19th-Century Studies Overview
The 19th-Century Studies Minor is an interdisciplinary program designed to help students understand people, events, ideas, and cultural artifacts of the period from 1789-1914 (the long 19th-Century). Students will take courses in an array of disciplines to synthesize an understanding of the 19th-Century and to determine larger patterns of meaning but also question how different disciplines construct and value knowledge.
Faculty in anthropology, art, English, history, humanities, modern foreign languages, music, philosophy, religious studies, and theatre will enable students to explore the period in a variety of ways and to enrich their understanding of the period. In the course of the 19th-Century Studies Minor students will develop a fundamental understanding of human experience during the period from at least three disciplinary perspectives; integrate concepts across program courses to improve understanding of core issues, ideas, events, and cultural artifacts of the period; understand how disciplines construct knowledge similarly and differently.

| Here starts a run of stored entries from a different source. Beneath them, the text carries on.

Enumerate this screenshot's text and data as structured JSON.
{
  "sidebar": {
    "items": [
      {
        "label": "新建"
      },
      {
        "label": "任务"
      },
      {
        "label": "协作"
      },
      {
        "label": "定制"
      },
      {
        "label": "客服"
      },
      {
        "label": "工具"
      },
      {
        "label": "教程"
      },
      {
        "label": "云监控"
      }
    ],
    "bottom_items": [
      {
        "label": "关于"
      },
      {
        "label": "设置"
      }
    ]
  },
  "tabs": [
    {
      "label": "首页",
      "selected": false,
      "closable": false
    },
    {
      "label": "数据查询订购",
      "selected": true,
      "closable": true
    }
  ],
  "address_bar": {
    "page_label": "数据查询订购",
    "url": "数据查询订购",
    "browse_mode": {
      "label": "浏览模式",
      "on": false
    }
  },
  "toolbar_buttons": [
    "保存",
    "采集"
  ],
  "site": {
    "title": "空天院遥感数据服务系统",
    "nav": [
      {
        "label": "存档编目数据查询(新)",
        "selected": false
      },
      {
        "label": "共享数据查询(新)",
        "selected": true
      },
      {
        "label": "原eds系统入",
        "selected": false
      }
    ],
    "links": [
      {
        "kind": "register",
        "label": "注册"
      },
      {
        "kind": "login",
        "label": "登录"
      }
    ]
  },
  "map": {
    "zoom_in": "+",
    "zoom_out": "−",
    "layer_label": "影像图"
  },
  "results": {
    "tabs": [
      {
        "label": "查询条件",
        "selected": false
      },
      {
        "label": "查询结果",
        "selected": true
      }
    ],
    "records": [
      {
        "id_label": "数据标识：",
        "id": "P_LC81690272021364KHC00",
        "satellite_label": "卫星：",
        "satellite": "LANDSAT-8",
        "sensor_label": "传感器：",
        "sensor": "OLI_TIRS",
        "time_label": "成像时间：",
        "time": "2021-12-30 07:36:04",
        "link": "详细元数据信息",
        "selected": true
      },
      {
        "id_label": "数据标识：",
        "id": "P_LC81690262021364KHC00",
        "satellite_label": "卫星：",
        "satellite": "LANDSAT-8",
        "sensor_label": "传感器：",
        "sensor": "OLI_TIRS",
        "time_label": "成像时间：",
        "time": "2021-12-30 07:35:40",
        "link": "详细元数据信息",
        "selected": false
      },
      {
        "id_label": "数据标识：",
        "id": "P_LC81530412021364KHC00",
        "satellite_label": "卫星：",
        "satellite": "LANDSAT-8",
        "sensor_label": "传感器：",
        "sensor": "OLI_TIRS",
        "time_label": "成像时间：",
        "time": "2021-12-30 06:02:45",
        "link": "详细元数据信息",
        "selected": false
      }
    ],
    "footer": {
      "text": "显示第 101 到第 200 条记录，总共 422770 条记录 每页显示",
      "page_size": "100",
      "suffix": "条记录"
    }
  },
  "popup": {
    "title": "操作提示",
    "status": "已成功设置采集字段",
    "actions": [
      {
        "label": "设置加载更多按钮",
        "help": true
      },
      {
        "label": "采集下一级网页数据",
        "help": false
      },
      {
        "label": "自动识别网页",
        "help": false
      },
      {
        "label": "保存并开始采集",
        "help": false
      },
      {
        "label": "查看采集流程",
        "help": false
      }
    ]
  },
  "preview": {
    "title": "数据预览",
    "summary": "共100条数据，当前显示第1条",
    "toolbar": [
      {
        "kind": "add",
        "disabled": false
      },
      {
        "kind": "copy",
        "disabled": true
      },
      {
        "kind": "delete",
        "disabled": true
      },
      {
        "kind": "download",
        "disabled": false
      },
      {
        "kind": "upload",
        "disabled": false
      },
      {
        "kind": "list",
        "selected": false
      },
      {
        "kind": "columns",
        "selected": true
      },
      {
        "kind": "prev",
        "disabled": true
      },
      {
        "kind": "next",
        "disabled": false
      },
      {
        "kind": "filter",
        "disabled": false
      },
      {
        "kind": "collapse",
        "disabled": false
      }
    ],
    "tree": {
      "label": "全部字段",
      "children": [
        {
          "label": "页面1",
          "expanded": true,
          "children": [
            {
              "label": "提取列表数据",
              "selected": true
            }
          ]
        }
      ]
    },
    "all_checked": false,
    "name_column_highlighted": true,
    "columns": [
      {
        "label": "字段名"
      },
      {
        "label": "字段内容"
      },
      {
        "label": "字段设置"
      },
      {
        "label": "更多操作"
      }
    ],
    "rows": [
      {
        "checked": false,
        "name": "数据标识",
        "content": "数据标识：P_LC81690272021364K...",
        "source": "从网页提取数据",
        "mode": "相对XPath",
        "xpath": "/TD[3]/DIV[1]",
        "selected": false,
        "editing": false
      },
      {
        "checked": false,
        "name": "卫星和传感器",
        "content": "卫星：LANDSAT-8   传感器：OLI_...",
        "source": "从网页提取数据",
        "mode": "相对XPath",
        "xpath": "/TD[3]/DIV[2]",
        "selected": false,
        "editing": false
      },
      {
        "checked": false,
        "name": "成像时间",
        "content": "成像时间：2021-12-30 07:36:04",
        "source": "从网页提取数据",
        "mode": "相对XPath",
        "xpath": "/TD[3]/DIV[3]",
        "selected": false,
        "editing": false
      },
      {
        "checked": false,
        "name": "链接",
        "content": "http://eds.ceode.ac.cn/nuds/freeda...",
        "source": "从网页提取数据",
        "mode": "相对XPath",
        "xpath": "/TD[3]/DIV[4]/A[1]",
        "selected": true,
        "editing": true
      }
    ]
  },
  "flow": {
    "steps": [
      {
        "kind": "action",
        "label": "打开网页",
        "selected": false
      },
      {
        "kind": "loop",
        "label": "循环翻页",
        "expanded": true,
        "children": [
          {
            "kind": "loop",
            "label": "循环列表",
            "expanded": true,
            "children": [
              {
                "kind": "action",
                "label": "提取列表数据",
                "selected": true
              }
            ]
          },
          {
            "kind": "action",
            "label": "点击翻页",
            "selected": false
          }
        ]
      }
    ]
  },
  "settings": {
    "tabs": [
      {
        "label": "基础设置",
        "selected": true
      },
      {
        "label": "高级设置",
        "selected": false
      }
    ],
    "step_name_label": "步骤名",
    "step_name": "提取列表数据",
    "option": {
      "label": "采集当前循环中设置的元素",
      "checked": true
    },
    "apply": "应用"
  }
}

When students have completed the 19th-Century Studies Minor they will be able to:
- explain the influence of colonialism/imperialism, democracy, evangelicalism, evolution, industrialization, liberalism, nationalism, progressivism, socialism, and utopianism on life, politics, or art during the period;
- define and illustrate the development of important movements during the 19th-Century (romanticism, realism, impressionism, naturalism, and aestheticism);
- compare and contrast how at least three disciplines construct and value knowledge using examples from 19th-Century life, art, and/or culture.